As long as populations interbreed, admixture mapping will be a relevant gene mapping technique. The first applications of admixture mapping were to African Americans, for which the ancestral Europeans and West Africans genetically differ at the inter-continental level. Other examples of admixed populations for which the parental populations differ at the intercontinental level include Ashkenazi Jews (Eastern European and Middle Eastern ancestry), Australian Aboriginals (Aboriginal and European ancestry), Pacific Islanders (European and Polynesian ancestry), and Uyghurs (Asian and European ancestry) (Winkler et al., 2010). More generally, admixture mapping is relevant for two or more ancestral populations.

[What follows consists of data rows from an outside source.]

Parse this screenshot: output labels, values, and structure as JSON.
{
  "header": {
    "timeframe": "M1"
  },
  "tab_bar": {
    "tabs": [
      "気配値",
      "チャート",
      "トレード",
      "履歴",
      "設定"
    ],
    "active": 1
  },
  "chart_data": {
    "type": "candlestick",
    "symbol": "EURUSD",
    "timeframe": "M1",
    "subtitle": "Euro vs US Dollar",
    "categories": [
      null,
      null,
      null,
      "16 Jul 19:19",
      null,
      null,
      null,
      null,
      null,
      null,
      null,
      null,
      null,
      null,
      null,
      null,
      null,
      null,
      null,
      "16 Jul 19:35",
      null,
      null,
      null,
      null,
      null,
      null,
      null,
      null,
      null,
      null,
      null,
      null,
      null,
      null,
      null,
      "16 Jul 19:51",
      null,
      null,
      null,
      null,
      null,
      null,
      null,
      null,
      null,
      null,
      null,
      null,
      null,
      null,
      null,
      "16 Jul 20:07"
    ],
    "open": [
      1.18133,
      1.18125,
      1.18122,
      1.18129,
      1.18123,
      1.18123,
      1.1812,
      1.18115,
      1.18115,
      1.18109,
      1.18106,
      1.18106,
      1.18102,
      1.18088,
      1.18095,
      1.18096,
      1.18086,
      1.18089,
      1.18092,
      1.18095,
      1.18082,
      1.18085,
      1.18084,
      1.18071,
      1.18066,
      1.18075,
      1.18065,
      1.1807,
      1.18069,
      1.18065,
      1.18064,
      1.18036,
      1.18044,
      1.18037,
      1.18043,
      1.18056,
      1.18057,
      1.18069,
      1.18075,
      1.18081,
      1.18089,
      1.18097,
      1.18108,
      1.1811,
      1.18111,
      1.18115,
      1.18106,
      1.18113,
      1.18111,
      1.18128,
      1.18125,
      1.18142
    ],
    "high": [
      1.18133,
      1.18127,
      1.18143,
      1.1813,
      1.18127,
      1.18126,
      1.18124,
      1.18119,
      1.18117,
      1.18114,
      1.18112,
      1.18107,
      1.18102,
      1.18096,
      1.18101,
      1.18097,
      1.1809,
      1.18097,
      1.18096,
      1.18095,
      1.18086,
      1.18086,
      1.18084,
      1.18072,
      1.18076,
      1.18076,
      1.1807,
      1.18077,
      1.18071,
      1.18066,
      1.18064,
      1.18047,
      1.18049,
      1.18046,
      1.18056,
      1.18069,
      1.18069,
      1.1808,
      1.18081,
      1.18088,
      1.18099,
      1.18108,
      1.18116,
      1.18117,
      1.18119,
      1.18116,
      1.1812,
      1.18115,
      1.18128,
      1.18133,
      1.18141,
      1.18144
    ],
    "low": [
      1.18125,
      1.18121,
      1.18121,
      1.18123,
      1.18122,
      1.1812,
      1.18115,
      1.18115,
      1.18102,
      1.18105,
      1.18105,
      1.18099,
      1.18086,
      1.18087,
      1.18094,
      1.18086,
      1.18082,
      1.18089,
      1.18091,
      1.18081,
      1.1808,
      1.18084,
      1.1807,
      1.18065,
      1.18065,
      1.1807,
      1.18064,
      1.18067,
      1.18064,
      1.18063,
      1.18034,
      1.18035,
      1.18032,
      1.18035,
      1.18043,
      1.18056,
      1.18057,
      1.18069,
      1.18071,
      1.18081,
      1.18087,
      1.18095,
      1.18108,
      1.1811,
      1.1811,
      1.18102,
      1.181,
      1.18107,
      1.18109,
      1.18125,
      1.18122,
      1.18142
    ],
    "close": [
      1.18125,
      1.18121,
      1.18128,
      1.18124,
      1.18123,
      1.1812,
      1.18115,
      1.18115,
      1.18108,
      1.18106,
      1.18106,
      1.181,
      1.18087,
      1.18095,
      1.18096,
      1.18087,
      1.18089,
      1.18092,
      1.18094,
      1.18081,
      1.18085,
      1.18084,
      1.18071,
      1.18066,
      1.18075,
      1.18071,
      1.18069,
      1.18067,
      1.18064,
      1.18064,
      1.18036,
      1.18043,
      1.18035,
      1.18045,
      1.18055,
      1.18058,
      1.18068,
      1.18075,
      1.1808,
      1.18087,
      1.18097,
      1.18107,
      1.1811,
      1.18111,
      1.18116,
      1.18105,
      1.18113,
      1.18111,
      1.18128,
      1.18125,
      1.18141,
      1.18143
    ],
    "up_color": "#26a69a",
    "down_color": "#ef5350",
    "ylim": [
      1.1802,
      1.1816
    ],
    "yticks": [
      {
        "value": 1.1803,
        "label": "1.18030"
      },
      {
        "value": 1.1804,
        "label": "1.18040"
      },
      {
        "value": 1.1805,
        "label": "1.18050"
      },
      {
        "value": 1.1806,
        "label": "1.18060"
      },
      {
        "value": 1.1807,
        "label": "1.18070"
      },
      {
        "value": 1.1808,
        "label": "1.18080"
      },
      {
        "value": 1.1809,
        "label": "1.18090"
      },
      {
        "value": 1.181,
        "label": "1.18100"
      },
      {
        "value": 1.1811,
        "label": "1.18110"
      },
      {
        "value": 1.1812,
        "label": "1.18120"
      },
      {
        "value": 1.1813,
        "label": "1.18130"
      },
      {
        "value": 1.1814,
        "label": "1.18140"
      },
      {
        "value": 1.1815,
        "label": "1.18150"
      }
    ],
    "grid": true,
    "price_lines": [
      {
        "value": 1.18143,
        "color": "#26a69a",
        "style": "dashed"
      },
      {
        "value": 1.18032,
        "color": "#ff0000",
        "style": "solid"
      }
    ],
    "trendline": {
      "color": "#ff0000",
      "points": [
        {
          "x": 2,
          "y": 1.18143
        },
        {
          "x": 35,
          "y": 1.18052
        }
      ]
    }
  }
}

For example, Hispanics are three-way admixed individuals, with ancestry derived in various proportions from Africans, Amerindians, and Europeans. The South African Coloureds are thought to represent five-way admixture of Bantu-speaking Africans, Europeans, Indians, Khoisan, and Southeast Asians. It is also possible to analyze admixture between more closely related ancestral populations (Shriner et al., 2011a).
CONCLUSIONS
Many phenotypes show population-specific effects, but whether such effects reflect environment or genetics remains largely unknown. For the proportion of phenotypic variance that is genetic, admixture mapping is a powerful technique for mapping genes conferring differential risk. Generalized linear models provide a highly flexible way to perform admixture mapping using widely available statistical software. The basic requirements for admixture mapping are genotype and phenotype data (including covariates as desired) from the admixed sample, genotype data for the parental populations (or proxies thereof), and a genetic map. The currently recommended software to infer ancestry is LAMP-LD if the sample consists of unrelated individuals or LAMP-HAP for nuclear trios. Dense panels of random markers provide better coverage of ancestry switches than do sparse panels of ancestry-informative markers. Given that high-throughput genotyping of dense panels via commercial chips is now cheaper than low-throughput genotyping of sparse panels, it is cost-effective to acquire high-density genotype or sequence data that can serve double-duty in ancestry inference and association mapping. The main limitation for admixture mapping is the availability of reference data for the parental populations for admixed samples other than African Americans. New methodologies will continue to be developed as populations with increasingly complex admixed histories are studied.
Acknowledgments
The contents of this publication are solely the responsibility of the author and do not necessarily represent the official view of the National Institutes of Health. This research was supported by the Intramural Research Program of the Center for Research on Genomics and Global Health (CRGGH). The CRGGH is supported by the National Human Genome Research Institute, the National Institute of Diabetes and Digestive and Kidney Diseases, the Center for Information Technology, and the Office of the Director at the National Institutes of Health (Z01HG200362). I thank Bashira Charles for critical review of this manuscript.